You can be liable for both capital gains and income tax depending on the type of cryptocurrency transaction, and your individual circumstances. For example, you might need to pay capital gains on profits from buying and selling cryptocurrency, or pay income tax on interest earned when holding crypto.

How does payment work?

We have an annual subscription which covers all previous tax years. If you need to amend your tax return for previous years you will be covered under the one payment.

Can I use my own accountant?

Yes, Summ (formerly Crypto Tax Calculator) is designed to generate accountant friendly tax reports. You simply import all your transaction history and export your report. This means you can get your books up to date yourself, allowing you to save significant time, and reduce the bill charged by your accountant. You can discuss tax scenarios with your accountant, and have them review the report.
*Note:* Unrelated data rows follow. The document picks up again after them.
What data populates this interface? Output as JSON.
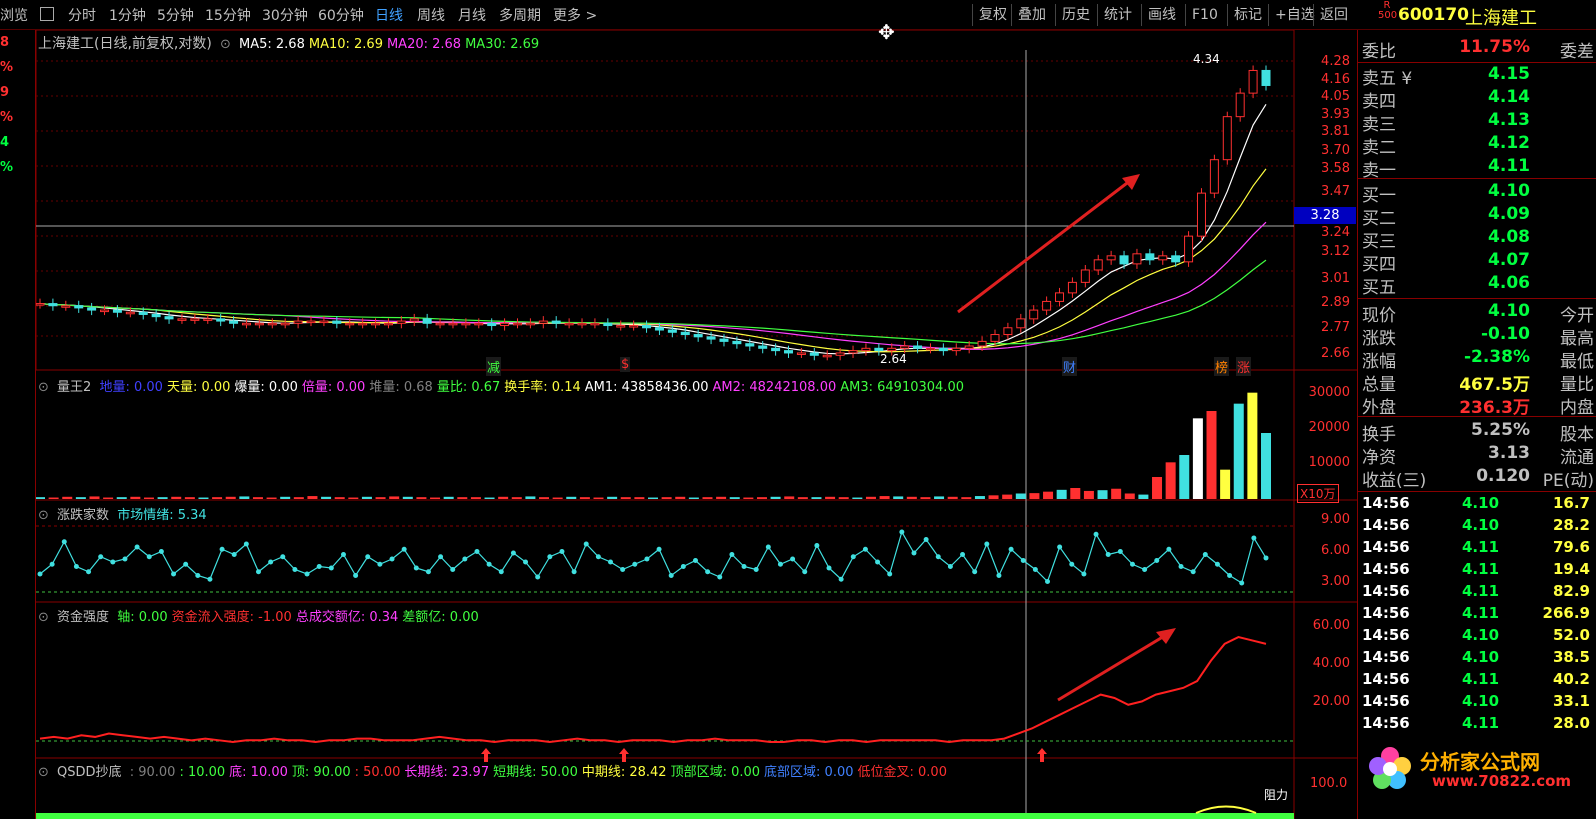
{
  "toolbar": {
    "left_cut": "浏览",
    "periods": [
      "分时",
      "1分钟",
      "5分钟",
      "15分钟",
      "30分钟",
      "60分钟",
      "日线",
      "周线",
      "月线",
      "多周期",
      "更多"
    ],
    "active_period": "日线",
    "right_buttons": [
      "复权",
      "叠加",
      "历史",
      "统计",
      "画线",
      "F10",
      "标记",
      "+自选",
      "返回"
    ],
    "stock_code": "600170",
    "stock_name": "上海建工",
    "badge": "R 500"
  },
  "left_strip": {
    "values": [
      "8",
      "%",
      "9",
      "%",
      "4",
      "%"
    ],
    "colors": [
      "#ff3030",
      "#ff3030",
      "#ff3030",
      "#ff3030",
      "#00ff40",
      "#00ff40"
    ]
  },
  "main_chart": {
    "title": "上海建工(日线,前复权,对数)",
    "ma": [
      {
        "label": "MA5: 2.68",
        "color": "#ffffff"
      },
      {
        "label": "MA10: 2.69",
        "color": "#ffff40"
      },
      {
        "label": "MA20: 2.68",
        "color": "#ff40ff"
      },
      {
        "label": "MA30: 2.69",
        "color": "#40ff40"
      }
    ],
    "y_labels": [
      "4.28",
      "4.16",
      "4.05",
      "3.93",
      "3.81",
      "3.70",
      "3.58",
      "3.47",
      "3.28",
      "3.24",
      "3.12",
      "3.01",
      "2.89",
      "2.77",
      "2.66"
    ],
    "crosshair_price": "3.28",
    "high_annot": "4.34",
    "low_annot": "2.64",
    "markers": [
      {
        "text": "减",
        "color": "#40ff40"
      },
      {
        "text": "$",
        "color": "#ff3030"
      },
      {
        "text": "财",
        "color": "#4080ff"
      },
      {
        "text": "榜",
        "color": "#ff8000"
      },
      {
        "text": "涨",
        "color": "#ff3030"
      }
    ]
  },
  "vol_panel": {
    "title": "量王2",
    "items": [
      {
        "label": "地量",
        "value": "0.00",
        "color": "#4040ff"
      },
      {
        "label": "天量",
        "value": "0.00",
        "color": "#ffff40"
      },
      {
        "label": "爆量",
        "value": "0.00",
        "color": "#ffffff"
      },
      {
        "label": "倍量",
        "value": "0.00",
        "color": "#ff40ff"
      },
      {
        "label": "堆量",
        "value": "0.68",
        "color": "#808080"
      },
      {
        "label": "量比",
        "value": "0.67",
        "color": "#40ff40"
      },
      {
        "label": "换手率",
        "value": "0.14",
        "color": "#ffff40"
      },
      {
        "label": "AM1",
        "value": "43858436.00",
        "color": "#ffffff"
      },
      {
        "label": "AM2",
        "value": "48242108.00",
        "color": "#ff40ff"
      },
      {
        "label": "AM3",
        "value": "64910304.00",
        "color": "#40ff40"
      }
    ],
    "y_labels": [
      "30000",
      "20000",
      "10000"
    ],
    "unit": "X10万"
  },
  "zd_panel": {
    "title": "涨跌家数",
    "items": [
      {
        "label": "市场情绪",
        "value": "5.34",
        "color": "#40e0e0"
      }
    ],
    "y_labels": [
      "9.00",
      "6.00",
      "3.00"
    ]
  },
  "fund_panel": {
    "title": "资金强度",
    "items": [
      {
        "label": "轴",
        "value": "0.00",
        "color": "#40ff40"
      },
      {
        "label": "资金流入强度",
        "value": "-1.00",
        "color": "#ff3030"
      },
      {
        "label": "总成交额亿",
        "value": "0.34",
        "color": "#ff40ff"
      },
      {
        "label": "差额亿",
        "value": "0.00",
        "color": "#40ff40"
      }
    ],
    "y_labels": [
      "60.00",
      "40.00",
      "20.00"
    ]
  },
  "qsdd_panel": {
    "title": "QSDD抄底",
    "items": [
      {
        "label": "",
        "value": "90.00",
        "color": "#808080"
      },
      {
        "label": "",
        "value": "10.00",
        "color": "#40ff40"
      },
      {
        "label": "底",
        "value": "10.00",
        "color": "#ff40ff"
      },
      {
        "label": "顶",
        "value": "90.00",
        "color": "#40ff40"
      },
      {
        "label": "",
        "value": "50.00",
        "color": "#ff3030"
      },
      {
        "label": "长期线",
        "value": "23.97",
        "color": "#ff40ff"
      },
      {
        "label": "短期线",
        "value": "50.00",
        "color": "#40ff40"
      },
      {
        "label": "中期线",
        "value": "28.42",
        "color": "#ffff40"
      },
      {
        "label": "顶部区域",
        "value": "0.00",
        "color": "#40ff40"
      },
      {
        "label": "底部区域",
        "value": "0.00",
        "color": "#4080ff"
      },
      {
        "label": "低位金叉",
        "value": "0.00",
        "color": "#ff3030"
      }
    ],
    "y_label": "100.0",
    "resist": "阻力"
  },
  "right_panel": {
    "weibi": {
      "label": "委比",
      "value": "11.75%",
      "right": "委差"
    },
    "sells": [
      {
        "label": "卖五",
        "price": "4.15",
        "mark": "¥"
      },
      {
        "label": "卖四",
        "price": "4.14",
        "mark": ""
      },
      {
        "label": "卖三",
        "price": "4.13",
        "mark": ""
      },
      {
        "label": "卖二",
        "price": "4.12",
        "mark": ""
      },
      {
        "label": "卖一",
        "price": "4.11",
        "mark": ""
      }
    ],
    "buys": [
      {
        "label": "买一",
        "price": "4.10"
      },
      {
        "label": "买二",
        "price": "4.09"
      },
      {
        "label": "买三",
        "price": "4.08"
      },
      {
        "label": "买四",
        "price": "4.07"
      },
      {
        "label": "买五",
        "price": "4.06"
      }
    ],
    "quotes": [
      {
        "label": "现价",
        "value": "4.10",
        "right": "今开",
        "color": "#00ff40"
      },
      {
        "label": "涨跌",
        "value": "-0.10",
        "right": "最高",
        "color": "#00ff40"
      },
      {
        "label": "涨幅",
        "value": "-2.38%",
        "right": "最低",
        "color": "#00ff40"
      },
      {
        "label": "总量",
        "value": "467.5万",
        "right": "量比",
        "color": "#ffff40"
      },
      {
        "label": "外盘",
        "value": "236.3万",
        "right": "内盘",
        "color": "#ff3030"
      },
      {
        "label": "换手",
        "value": "5.25%",
        "right": "股本",
        "color": "#c0c0c0"
      },
      {
        "label": "净资",
        "value": "3.13",
        "right": "流通",
        "color": "#c0c0c0"
      },
      {
        "label": "收益(三)",
        "value": "0.120",
        "right": "PE(动)",
        "color": "#c0c0c0"
      }
    ],
    "ticks": [
      {
        "time": "14:56",
        "price": "4.10",
        "vol": "16.7"
      },
      {
        "time": "14:56",
        "price": "4.10",
        "vol": "28.2"
      },
      {
        "time": "14:56",
        "price": "4.11",
        "vol": "79.6"
      },
      {
        "time": "14:56",
        "price": "4.11",
        "vol": "19.4"
      },
      {
        "time": "14:56",
        "price": "4.11",
        "vol": "82.9"
      },
      {
        "time": "14:56",
        "price": "4.11",
        "vol": "266.9"
      },
      {
        "time": "14:56",
        "price": "4.10",
        "vol": "52.0"
      },
      {
        "time": "14:56",
        "price": "4.10",
        "vol": "38.5"
      },
      {
        "time": "14:56",
        "price": "4.11",
        "vol": "40.2"
      },
      {
        "time": "14:56",
        "price": "4.10",
        "vol": "33.1"
      },
      {
        "time": "14:56",
        "price": "4.11",
        "vol": "28.0"
      }
    ],
    "logo_text": "分析家公式网",
    "logo_url": "www.70822.com"
  },
  "watermark": "分析家公式网www.70822.Com",
  "chart_data": {
    "type": "line",
    "title": "",
    "series_close": [
      2.89,
      2.88,
      2.88,
      2.87,
      2.86,
      2.86,
      2.85,
      2.85,
      2.84,
      2.83,
      2.82,
      2.82,
      2.82,
      2.82,
      2.81,
      2.8,
      2.8,
      2.8,
      2.8,
      2.8,
      2.81,
      2.81,
      2.81,
      2.8,
      2.8,
      2.8,
      2.8,
      2.8,
      2.81,
      2.82,
      2.8,
      2.8,
      2.8,
      2.8,
      2.8,
      2.79,
      2.8,
      2.8,
      2.8,
      2.81,
      2.8,
      2.8,
      2.8,
      2.8,
      2.79,
      2.79,
      2.79,
      2.78,
      2.77,
      2.76,
      2.75,
      2.74,
      2.73,
      2.72,
      2.71,
      2.7,
      2.69,
      2.68,
      2.67,
      2.67,
      2.66,
      2.66,
      2.67,
      2.68,
      2.69,
      2.68,
      2.69,
      2.7,
      2.69,
      2.69,
      2.68,
      2.69,
      2.7,
      2.72,
      2.75,
      2.78,
      2.82,
      2.86,
      2.9,
      2.94,
      2.99,
      3.05,
      3.1,
      3.12,
      3.08,
      3.13,
      3.1,
      3.12,
      3.09,
      3.22,
      3.45,
      3.64,
      3.9,
      4.05,
      4.2,
      4.1
    ],
    "ylim": [
      2.64,
      4.34
    ],
    "emotion": [
      3.2,
      4.5,
      7.5,
      4.2,
      3.5,
      5.5,
      4.8,
      5.2,
      6.8,
      5.5,
      6.2,
      3.2,
      4.5,
      3.0,
      2.5,
      6.5,
      5.8,
      7.2,
      3.5,
      4.8,
      5.5,
      3.8,
      3.2,
      4.2,
      4.0,
      5.8,
      3.0,
      5.5,
      4.5,
      5.2,
      6.5,
      4.0,
      3.5,
      5.5,
      3.8,
      5.2,
      6.2,
      4.5,
      3.5,
      6.0,
      4.8,
      2.8,
      5.5,
      6.2,
      3.5,
      7.2,
      5.5,
      4.8,
      3.8,
      4.5,
      5.2,
      6.5,
      3.0,
      4.2,
      5.0,
      3.5,
      2.8,
      5.8,
      4.2,
      3.8,
      6.8,
      4.5,
      5.2,
      3.5,
      7.0,
      4.0,
      2.5,
      5.5,
      6.5,
      4.8,
      3.2,
      8.8,
      6.0,
      7.8,
      5.5,
      4.2,
      5.8,
      3.5,
      7.2,
      3.0,
      6.5,
      5.0,
      3.8,
      2.2,
      6.8,
      4.5,
      3.2,
      8.5,
      5.8,
      6.2,
      4.5,
      3.8,
      5.0,
      6.5,
      4.2,
      3.5,
      5.8,
      4.5,
      3.0,
      2.0,
      8.0,
      5.34
    ],
    "fund": [
      2,
      3,
      2,
      4,
      3,
      5,
      4,
      3,
      2,
      3,
      2,
      1,
      2,
      1,
      0,
      1,
      1,
      2,
      1,
      1,
      0,
      1,
      1,
      2,
      2,
      1,
      1,
      1,
      2,
      3,
      2,
      1,
      1,
      0,
      1,
      1,
      1,
      0,
      1,
      2,
      1,
      1,
      0,
      1,
      1,
      1,
      0,
      1,
      1,
      2,
      1,
      1,
      1,
      0,
      0,
      1,
      1,
      0,
      1,
      1,
      0,
      1,
      1,
      1,
      1,
      1,
      0,
      1,
      1,
      1,
      2,
      5,
      8,
      12,
      16,
      20,
      24,
      28,
      26,
      22,
      24,
      28,
      30,
      32,
      36,
      48,
      58,
      62,
      60,
      58
    ],
    "volume": [
      0.5,
      0.4,
      0.6,
      0.5,
      0.7,
      0.4,
      0.5,
      0.6,
      0.4,
      0.5,
      0.6,
      0.5,
      0.4,
      0.5,
      0.6,
      0.7,
      0.5,
      0.4,
      0.6,
      0.5,
      0.8,
      0.6,
      0.5,
      0.4,
      0.6,
      0.5,
      0.7,
      0.6,
      0.5,
      0.4,
      0.6,
      0.5,
      0.5,
      0.4,
      0.6,
      0.5,
      0.7,
      0.5,
      0.4,
      0.6,
      0.5,
      0.4,
      0.6,
      0.5,
      0.5,
      0.4,
      0.5,
      0.6,
      0.4,
      0.5,
      0.6,
      0.5,
      0.4,
      0.5,
      0.6,
      0.7,
      0.5,
      0.5,
      0.6,
      0.5,
      0.4,
      0.6,
      0.8,
      0.7,
      0.6,
      0.5,
      0.7,
      0.6,
      0.5,
      0.8,
      1.0,
      1.2,
      1.5,
      1.6,
      2.0,
      2.5,
      3.0,
      2.2,
      2.4,
      2.8,
      1.5,
      1.2,
      6.0,
      10.0,
      12.0,
      22.0,
      24.0,
      8.0,
      26.0,
      29.0,
      18.0
    ]
  }
}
Do you support NFT transactions?

We do! We have integrations with many NFT marketplaces, as well as categorisation options for any NFT related activity (minting, buying, selling, trading).

How does the free trial work?

The platform is free to use immediately upon signup, allowing you to import your transactions and take advantage of our smart suggestion and auto-categorisation engine, portfolio tracking, DeFi and NFT support. For access to reports, the tax loss harvest tool or chat and priority support, you will need to upgrade to the appropriate paid plan.